Originally Posted by Minxxa
Hubs and I had an argument (minor) the other night because he doesn't think it is possible to really "understand' someone's feelings unless you've experienced the very exact same thing. :-/ I had to explain to him that I got it that HE can't do that, but many people can. Just because he doesn't experience it doesn't mean it doesn't exist. But he really really doesn't understand that ability at all. Even his GF agreed with him that he doesn't have empathy. What he does have is the ability to accept people for who they are, listen to what they're saying, and to adjust to what they need. But you have to tell him straight up what that is.
People learn to block various kinds of empathy for different reasons. The kinds of empathy that your hubs blocks may be something whose emotional effects you have learned to manage but he hasn't. Likewise, he may be able to empathize with some other kind of experience that you would resist.

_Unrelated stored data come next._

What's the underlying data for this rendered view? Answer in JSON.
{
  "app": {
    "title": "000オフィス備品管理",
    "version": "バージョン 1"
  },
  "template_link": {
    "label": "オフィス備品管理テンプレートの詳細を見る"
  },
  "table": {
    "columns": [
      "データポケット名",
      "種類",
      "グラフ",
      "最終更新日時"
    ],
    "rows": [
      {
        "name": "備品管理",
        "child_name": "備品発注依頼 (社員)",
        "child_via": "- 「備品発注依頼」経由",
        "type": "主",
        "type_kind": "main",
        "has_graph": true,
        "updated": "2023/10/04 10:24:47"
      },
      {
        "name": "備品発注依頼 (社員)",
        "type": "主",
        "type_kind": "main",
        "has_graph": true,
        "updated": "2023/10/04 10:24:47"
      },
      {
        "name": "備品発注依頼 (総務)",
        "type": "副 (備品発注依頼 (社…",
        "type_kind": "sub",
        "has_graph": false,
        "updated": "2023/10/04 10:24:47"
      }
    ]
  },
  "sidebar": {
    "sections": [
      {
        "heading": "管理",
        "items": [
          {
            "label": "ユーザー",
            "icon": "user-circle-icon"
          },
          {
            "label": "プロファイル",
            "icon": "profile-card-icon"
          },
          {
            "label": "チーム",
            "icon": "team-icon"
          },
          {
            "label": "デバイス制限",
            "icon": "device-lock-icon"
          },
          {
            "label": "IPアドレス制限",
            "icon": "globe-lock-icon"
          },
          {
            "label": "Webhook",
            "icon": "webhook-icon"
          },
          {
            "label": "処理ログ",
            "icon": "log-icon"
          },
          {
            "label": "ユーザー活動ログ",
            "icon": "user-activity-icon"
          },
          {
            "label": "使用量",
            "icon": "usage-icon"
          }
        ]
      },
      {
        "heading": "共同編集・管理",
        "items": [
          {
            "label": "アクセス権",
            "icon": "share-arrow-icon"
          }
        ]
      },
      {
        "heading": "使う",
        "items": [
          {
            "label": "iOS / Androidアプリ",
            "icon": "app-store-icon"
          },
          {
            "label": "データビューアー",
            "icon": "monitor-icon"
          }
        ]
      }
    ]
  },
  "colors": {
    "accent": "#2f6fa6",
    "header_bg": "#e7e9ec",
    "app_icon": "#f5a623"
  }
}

Personally, I have found that some women have trouble empathizing with the fatherly feelings of male authority figures. I think this is because they have devoted so much energy to liberating themselves from the feelings of oppression they get from dealing with such men that they develop a resistance to understanding such men's positions and what they're feeling when they are pursuing paternalistic goals. The same woman could easily identify with a mother's struggle with her children or with a partner but when it comes to understanding/empathizing with a paternalistic man, she'll shoot into opposition or just glaze over. Please note, I am not generalizing but just talking about something I've noticed in a few people.